Os esforços globais de cooperação financeira e solidariedade internacional devem responder a algumas exigências históricas.

#1 Fim dos paraísos fiscais, adoção do imposto mínimo global e renda básica universal

. Regulamentar os paraísos fiscais para evitar o desvio de recursos que devem ser investidos em políticas públicas nacionais; 

. Adotar um sistema de cooperação fiscal e imposto patrimonial para os mais ricos. 

#2 Trabalho decente, desemprego zero e informalidade

Estabelecer cooperação entre países do Norte e da América Latina e Caribe para gerar emprego decente em larga escala e formalizar 54% da força de trabalho regional, fortalecendo o ambiente para garantir os direitos trabalhistas e a segurança social dos trabalhadores.

#3 Erradicar a fome e a insegurança alimentar

Investir em políticas nacionais de erradicação da fome e programas subnacionais de agricultura familiar e extensão rural, especialmente liderados por mulheres, e em hortas urbanas de ciclo curto, sem agrotóxicos e distribuição de alimentos através de veículos de energia limpa ou de baixa emissão.

#4 Segurança e equidade energética

. Investir em treinamento, transferência de tecnologia e produção de insumos para uma transição de energia justa e inclusiva com produção e distribuição de energia limpa para toda a população, especialmente para as populações empobrecidas e periféricas, nos centros urbanos e nas áreas rurais; 

. Não apoiar iniciativas de abertura de usinas nucleares ou expansão de usinas termelétricas.

#5 Transporte não poluente e acessível

Cooperar com governos subnacionais, começando pelos grandes centros urbanos da América Latina e do Caribe, para a implementação de transporte público 100% elétrico e gratuito, com ciclovias e infra-estrutura para a mobilidade urbana não motorizada. 
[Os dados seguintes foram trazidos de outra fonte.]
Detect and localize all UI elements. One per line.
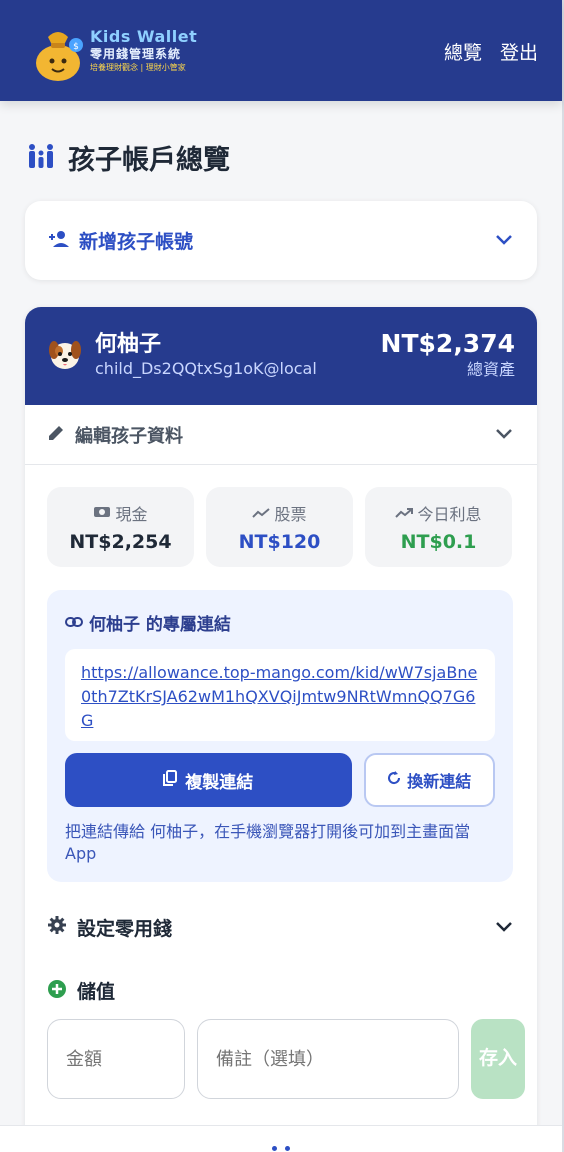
note-input[interactable]	[197, 1019, 459, 1099]
child-card: 何柚子 child_Ds2QQtxSg1oK@local NT$2,374 總資…	[25, 307, 537, 1152]
plus-circle-icon	[47, 979, 67, 1003]
stat-interest: 今日利息 NT$0.1	[365, 487, 512, 567]
total-assets: NT$2,374 總資產	[381, 329, 515, 381]
copy-link-label: 複製連結	[185, 772, 254, 792]
bottom-bar	[0, 1125, 562, 1152]
trend-icon	[252, 504, 271, 523]
refresh-icon	[387, 770, 401, 790]
family-icon	[26, 141, 56, 175]
stat-interest-value: NT$0.1	[400, 531, 477, 553]
deposit-button[interactable]: 存入	[471, 1019, 525, 1099]
chevron-down-icon[interactable]	[495, 425, 513, 444]
add-child-label: 新增孩子帳號	[79, 231, 194, 253]
child-email: child_Ds2QQtxSg1oK@local	[95, 359, 317, 378]
nav-logout-link[interactable]: 登出	[500, 38, 538, 65]
cash-icon	[93, 504, 111, 523]
stat-cash-label: 現金	[115, 505, 148, 524]
stat-stock-value: NT$120	[238, 531, 321, 553]
page-title: 孩子帳戶總覽	[26, 138, 230, 177]
pencil-icon	[47, 424, 65, 446]
app-header: $ Kids Wallet 零用錢管理系統 培養理財觀念 | 理財小管家 總覽 …	[0, 0, 562, 101]
logo[interactable]: $ Kids Wallet 零用錢管理系統 培養理財觀念 | 理財小管家	[30, 19, 197, 83]
logo-tagline: 培養理財觀念 | 理財小管家	[90, 62, 186, 72]
stats-row: 現金 NT$2,254 股票 NT$120 今日利息 NT$0.1	[47, 487, 512, 567]
deposit-inputs	[47, 1019, 459, 1099]
edit-child-accordion[interactable]: 編輯孩子資料	[25, 405, 537, 465]
add-child-accordion[interactable]: 新增孩子帳號	[25, 201, 537, 280]
url-box: https://allowance.top-mango.com/kid/wW7s…	[65, 649, 495, 741]
edit-child-label: 編輯孩子資料	[75, 425, 183, 447]
child-header: 何柚子 child_Ds2QQtxSg1oK@local NT$2,374 總資…	[25, 307, 537, 405]
logo-subtitle: 零用錢管理系統	[90, 46, 182, 61]
child-name: 何柚子	[95, 332, 162, 357]
page-title-text: 孩子帳戶總覽	[68, 145, 230, 176]
top-nav: 總覽 登出	[444, 38, 538, 65]
stat-stock-label: 股票	[274, 505, 307, 524]
total-assets-label: 總資產	[466, 360, 515, 379]
add-person-icon	[47, 230, 69, 252]
deposit-section-title: 儲值	[47, 977, 115, 1004]
renew-link-button[interactable]: 換新連結	[363, 753, 495, 807]
personal-link-panel: 何柚子 的專屬連結 https://allowance.top-mango.co…	[47, 590, 513, 882]
renew-link-label: 換新連結	[407, 774, 472, 791]
personal-link-url[interactable]: https://allowance.top-mango.com/kid/wW7s…	[81, 663, 477, 730]
gear-icon	[47, 915, 67, 939]
logo-title: Kids Wallet	[90, 26, 198, 46]
stat-interest-label: 今日利息	[417, 505, 482, 524]
total-assets-amount: NT$2,374	[380, 329, 515, 358]
link-hint: 把連結傳給 何柚子，在手機瀏覽器打開後可加到主畫面當 App	[65, 822, 471, 863]
copy-link-button[interactable]: 複製連結	[65, 753, 352, 807]
link-icon	[65, 613, 83, 633]
dog-avatar-icon	[47, 336, 83, 376]
link-title: 何柚子 的專屬連結	[89, 615, 231, 635]
stat-cash: 現金 NT$2,254	[47, 487, 194, 567]
more-dots-icon[interactable]	[272, 1146, 290, 1151]
chevron-down-icon[interactable]	[495, 918, 513, 937]
money-bag-icon: $	[30, 19, 86, 83]
allowance-settings-accordion[interactable]: 設定零用錢	[47, 912, 513, 942]
nav-overview-link[interactable]: 總覽	[444, 38, 482, 65]
svg-text:$: $	[73, 42, 79, 52]
stat-stock: 股票 NT$120	[206, 487, 353, 567]
copy-icon	[163, 769, 178, 791]
chevron-down-icon[interactable]	[495, 231, 513, 250]
amount-input[interactable]	[47, 1019, 185, 1099]
stat-cash-value: NT$2,254	[69, 531, 172, 553]
allowance-settings-label: 設定零用錢	[77, 917, 173, 940]
trend-up-icon	[395, 504, 414, 523]
deposit-label: 儲值	[77, 981, 116, 1003]
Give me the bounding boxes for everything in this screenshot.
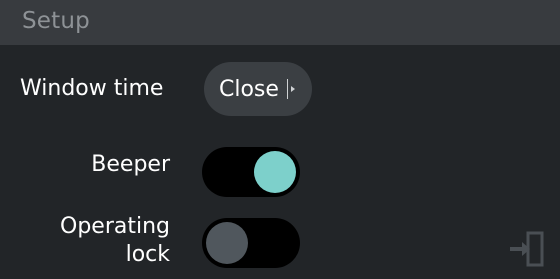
operating-lock-label: Operating lock <box>40 213 170 269</box>
operating-lock-toggle[interactable] <box>202 218 300 268</box>
window-time-select[interactable]: Close <box>204 62 312 116</box>
header-bar: Setup <box>0 0 560 45</box>
operating-lock-label-line1: Operating <box>60 214 170 239</box>
operating-lock-label-line2: lock <box>125 242 170 267</box>
window-time-label: Window time <box>20 76 164 101</box>
window-time-value: Close <box>219 76 279 102</box>
exit-icon[interactable] <box>506 226 550 270</box>
page-title: Setup <box>22 8 90 34</box>
beeper-toggle[interactable] <box>202 147 300 197</box>
operating-lock-toggle-knob <box>206 222 248 264</box>
beeper-toggle-knob <box>254 151 296 193</box>
setup-screen: Setup Window time Close Beeper Operating… <box>0 0 560 279</box>
caret-arrow-icon <box>290 86 295 92</box>
dropdown-caret-icon <box>286 79 295 99</box>
beeper-label: Beeper <box>91 152 170 177</box>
#6 Defendendo o direito à terra, à informação e à governança ambiental 

. Apoiar a demarcação das terras indígenas e terras quilombolas.

. Promover a cooperação justa para o desenvolvimento nos termos do Acordo de Escazú. 

. Estabelecer mecanismos de apoio e cooperação com as mulheres para que elas sejam proprietárias de terras e desenvolvam alternativas saudáveis para o manejo da terra e a proteção da biodiversidade;

. Promover o apoio às organizações da sociedade civil que defendem os direitos humanos e ambientais.

As contradições que vivemos cotidianamente nas nossas cidades estão em Glasgow. Dois dias de blá blá blá, pronunciamentos sobre investimentos e necessidade de diminuir a pobreza. O primeiro tema do evento já começa pelo fim: financiamento. Ou seja, o acordo já chegou pronto – mas esse é tema de outra coluna. Não arredamos o pé das nossas identidades, da humanidade em nós e continuaremos existindo nesses espaços para desafiar a política patriarcal, branca e rica do mundo. Mas sabemos que nossos passos vêm de longe e trilham o caminho do futuro.